The comedy troupe Parallel Exit has been making theater since their first show together in 1997, White/Noise/Jump. They did live-action silent film in Velocity (1999) and This Way That Way (2005), and for their new show Everybody Get’s Cake! the troupe has hired the estimable silent film accompanist Ben Model to do a piano score for their antics, which amount to a series of black-out sketches that sometimes feel like the old TV show Laugh-In on an off night. A very off night.

The three performers here—Joel Jeske, Danny Gardner, and Brent McBeth—are all students of the rubber-faced Jim Carrey school of comedy mugging, and in the best part of the show by far they all simply stand together and make all kinds of funny faces to music. It’s a kind of party stunt, and it’s admirable in its over-exerted sort of way. But the gags in between are so unfunny that no amount of effort can put them over.
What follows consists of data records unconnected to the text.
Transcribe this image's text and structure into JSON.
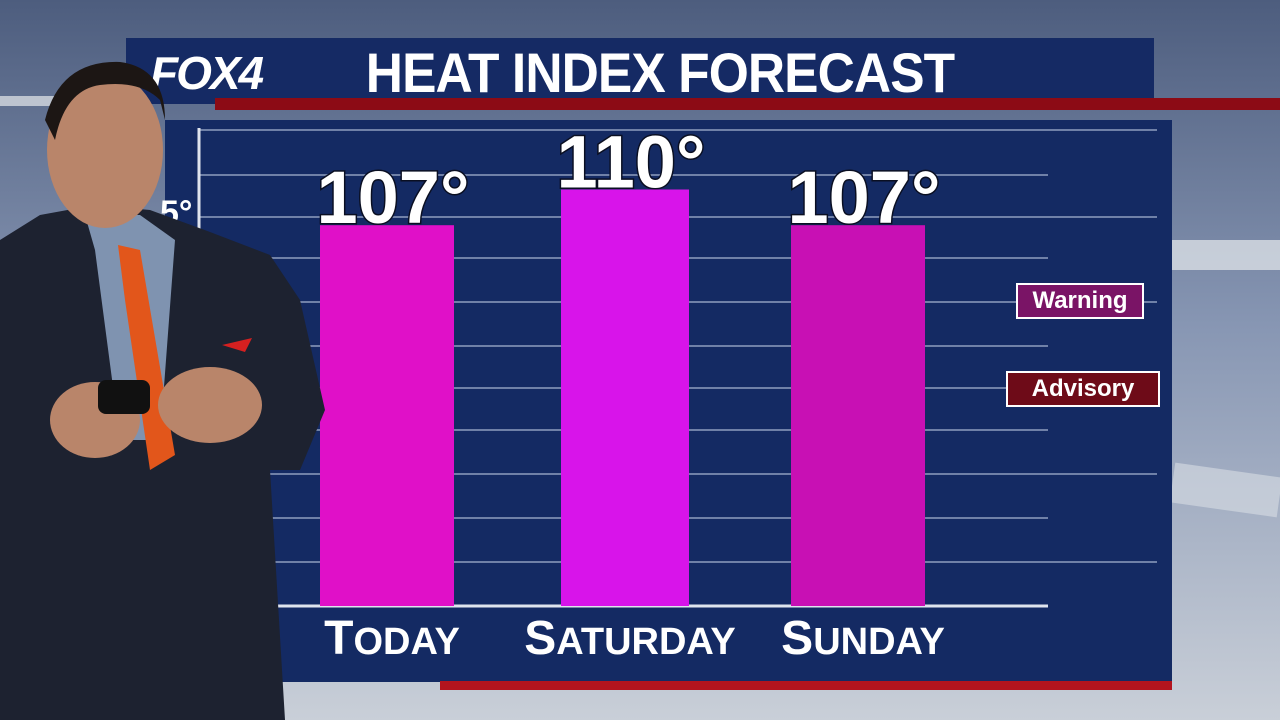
{
  "brand": {
    "logo_text": "FOX4"
  },
  "header": {
    "title": "HEAT INDEX FORECAST"
  },
  "legend": {
    "warning_label": "Warning",
    "advisory_label": "Advisory",
    "warning_color": "#7a1466",
    "advisory_color": "#6e0b18"
  },
  "colors": {
    "panel": "#142a63",
    "bar_today": "#e010c8",
    "bar_saturday": "#d814ea",
    "bar_sunday": "#c810b4",
    "accent_red": "#b3141e"
  },
  "chart_data": {
    "type": "bar",
    "title": "HEAT INDEX FORECAST",
    "categories": [
      "Today",
      "Saturday",
      "Sunday"
    ],
    "values": [
      107,
      110,
      107
    ],
    "value_labels": [
      "107°",
      "110°",
      "107°"
    ],
    "ylim": [
      75,
      115
    ],
    "y_ticks_visible": [
      "5°"
    ],
    "grid": true,
    "legend_position": "right"
  }
}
Comedy is a very subjective thing, of course. And describing a comic routine is basically an unfair thing to do. But here are just a few of the bits from this show: An injured man walks laboriously across the stage, every inch of his body in pain. He stops in the middle of the stage, looks at the audience and cries, “Someday… I’m gonna be a dancer!” Another bit: A man announces, “Hey, everybody! Einstein did not understand microphones!” And one of the guys, dressed in a silly Einstein wig, talks silently into the wrong end of a microphone for quite a while… and then he talks into the right side of the microphone and… still no sound comes out!
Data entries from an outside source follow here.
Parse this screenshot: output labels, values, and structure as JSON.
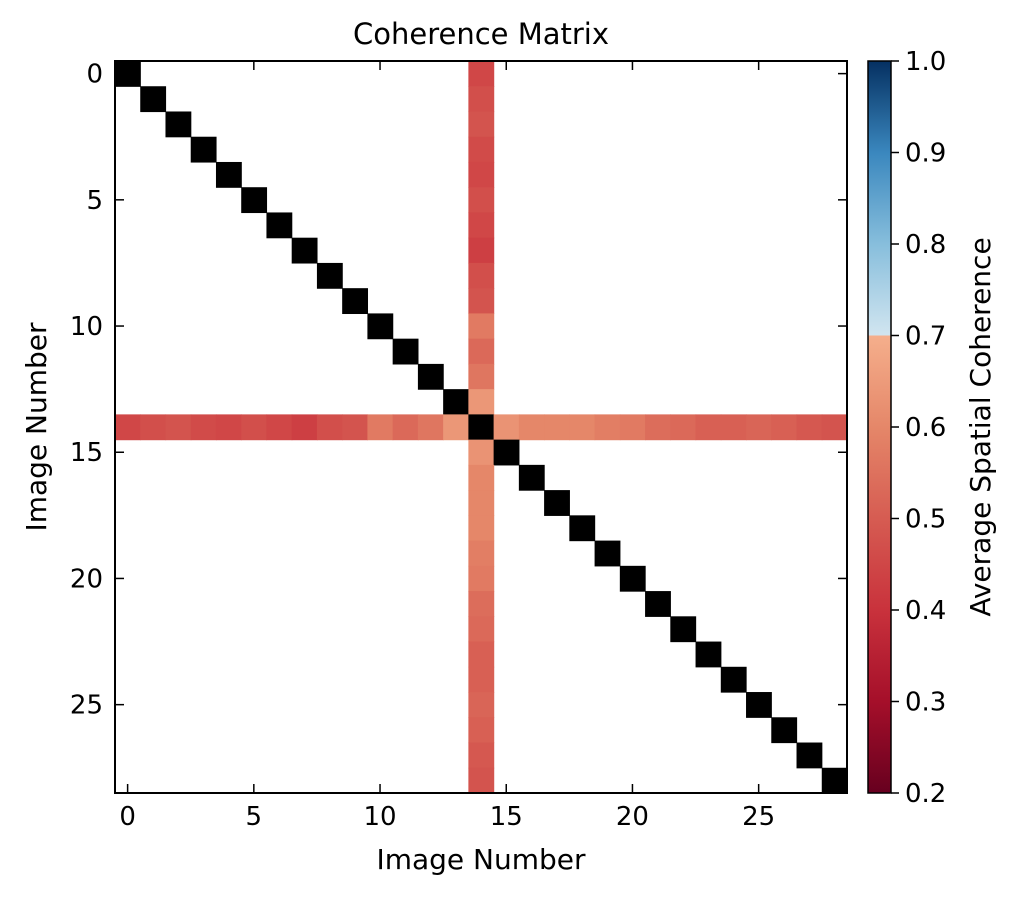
{
  "chart_data": {
    "type": "heatmap",
    "title": "Coherence Matrix",
    "xlabel": "Image Number",
    "ylabel": "Image Number",
    "n": 29,
    "x_ticks": [
      0,
      5,
      10,
      15,
      20,
      25
    ],
    "y_ticks": [
      0,
      5,
      10,
      15,
      20,
      25
    ],
    "highlight_index": 14,
    "diagonal_value": 1.0,
    "diagonal_color": "#000000",
    "empty_color": "#ffffff",
    "cross_values": [
      0.45,
      0.47,
      0.48,
      0.46,
      0.45,
      0.47,
      0.45,
      0.43,
      0.47,
      0.48,
      0.57,
      0.53,
      0.56,
      0.64,
      1.0,
      0.63,
      0.6,
      0.6,
      0.6,
      0.58,
      0.57,
      0.54,
      0.53,
      0.51,
      0.51,
      0.52,
      0.51,
      0.49,
      0.48
    ],
    "colorbar": {
      "label": "Average Spatial Coherence",
      "min": 0.2,
      "max": 1.0,
      "ticks": [
        "0.2",
        "0.3",
        "0.4",
        "0.5",
        "0.6",
        "0.7",
        "0.8",
        "0.9",
        "1.0"
      ],
      "color_stops": [
        {
          "value": 0.2,
          "color": "#67001f"
        },
        {
          "value": 0.3,
          "color": "#a50f2a"
        },
        {
          "value": 0.4,
          "color": "#c9323c"
        },
        {
          "value": 0.5,
          "color": "#d65c52"
        },
        {
          "value": 0.6,
          "color": "#e58769"
        },
        {
          "value": 0.7,
          "color": "#f5af8c"
        },
        {
          "value": 0.7001,
          "color": "#d1e5f0"
        },
        {
          "value": 0.8,
          "color": "#87bedc"
        },
        {
          "value": 0.9,
          "color": "#3a87be"
        },
        {
          "value": 1.0,
          "color": "#053061"
        }
      ]
    }
  }
}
Photo courtesy of  Jim R Moore/Vaudevisuals

There’s more! There is, for instance, a character called “Hans, The Sneaky Nazi” who wears a Hitler mustache, give a sneaky little “Heil Hitler” salute, and talks about a “pickle factory in Dusseldorf.” A bit called “Mother Teresa hated bank tellers” has Mother Teresa slowly approaching a bank teller window that abruptly closes on her, and so she looks up to heaven and swears. And that, folks, is why Mother Teresa hated bank tellers. Hilarious, right? It’s like the Parallel Exit guys threw a bunch of would-be funny ideas and words and bits into a hat and put them together in the worst possible configuration.
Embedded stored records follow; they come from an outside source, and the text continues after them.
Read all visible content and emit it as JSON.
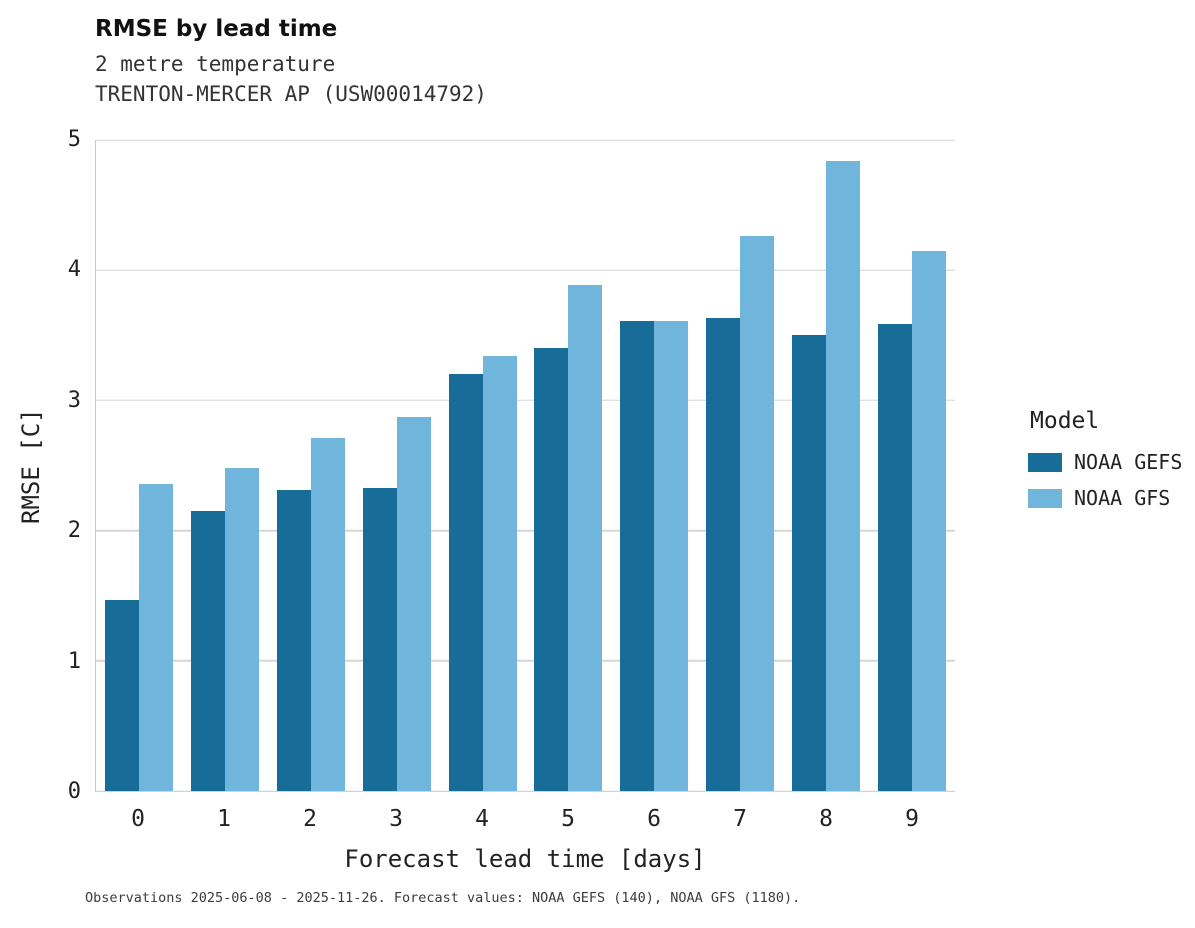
{
  "chart_data": {
    "type": "bar",
    "title": "RMSE by lead time",
    "subtitle_line1": "2 metre temperature",
    "subtitle_line2": "TRENTON-MERCER AP (USW00014792)",
    "categories": [
      "0",
      "1",
      "2",
      "3",
      "4",
      "5",
      "6",
      "7",
      "8",
      "9"
    ],
    "series": [
      {
        "name": "NOAA GEFS",
        "color": "#176d97",
        "values": [
          1.47,
          2.15,
          2.31,
          2.33,
          3.2,
          3.4,
          3.61,
          3.63,
          3.5,
          3.59
        ]
      },
      {
        "name": "NOAA GFS",
        "color": "#6fb5dc",
        "values": [
          2.36,
          2.48,
          2.71,
          2.87,
          3.34,
          3.89,
          3.61,
          4.26,
          4.84,
          4.15
        ]
      }
    ],
    "xlabel": "Forecast lead time [days]",
    "ylabel": "RMSE [C]",
    "ylim": [
      0,
      5
    ],
    "yticks": [
      0,
      1,
      2,
      3,
      4,
      5
    ],
    "grid": "horizontal",
    "legend_title": "Model",
    "legend_position": "right",
    "caption": "Observations 2025-06-08 - 2025-11-26. Forecast values: NOAA GEFS (140), NOAA GFS (1180)."
  }
}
Just to make things grimmer, Model will occasionally play Erik Satie’s Gymnopédie No. 1, one of the most depressing pieces of music ever written, over a misguided series of bits involving an old war veteran shaking and quaking in some sort of asylum. Bad ideas like this abound. Jeske, Gardner, and McBeth are all clearly talented guys, but no comic performer, not Charlie Chaplin, not Groucho Marx, not Mae West, not W.C. Fields, not Jim Carrey, not Bills Murray or Irwin or Hader can be funny with such abysmal material. Everybody might get cake here (Hostess snack cakes are indeed passed out after the show), but nobody can get or find any laughs.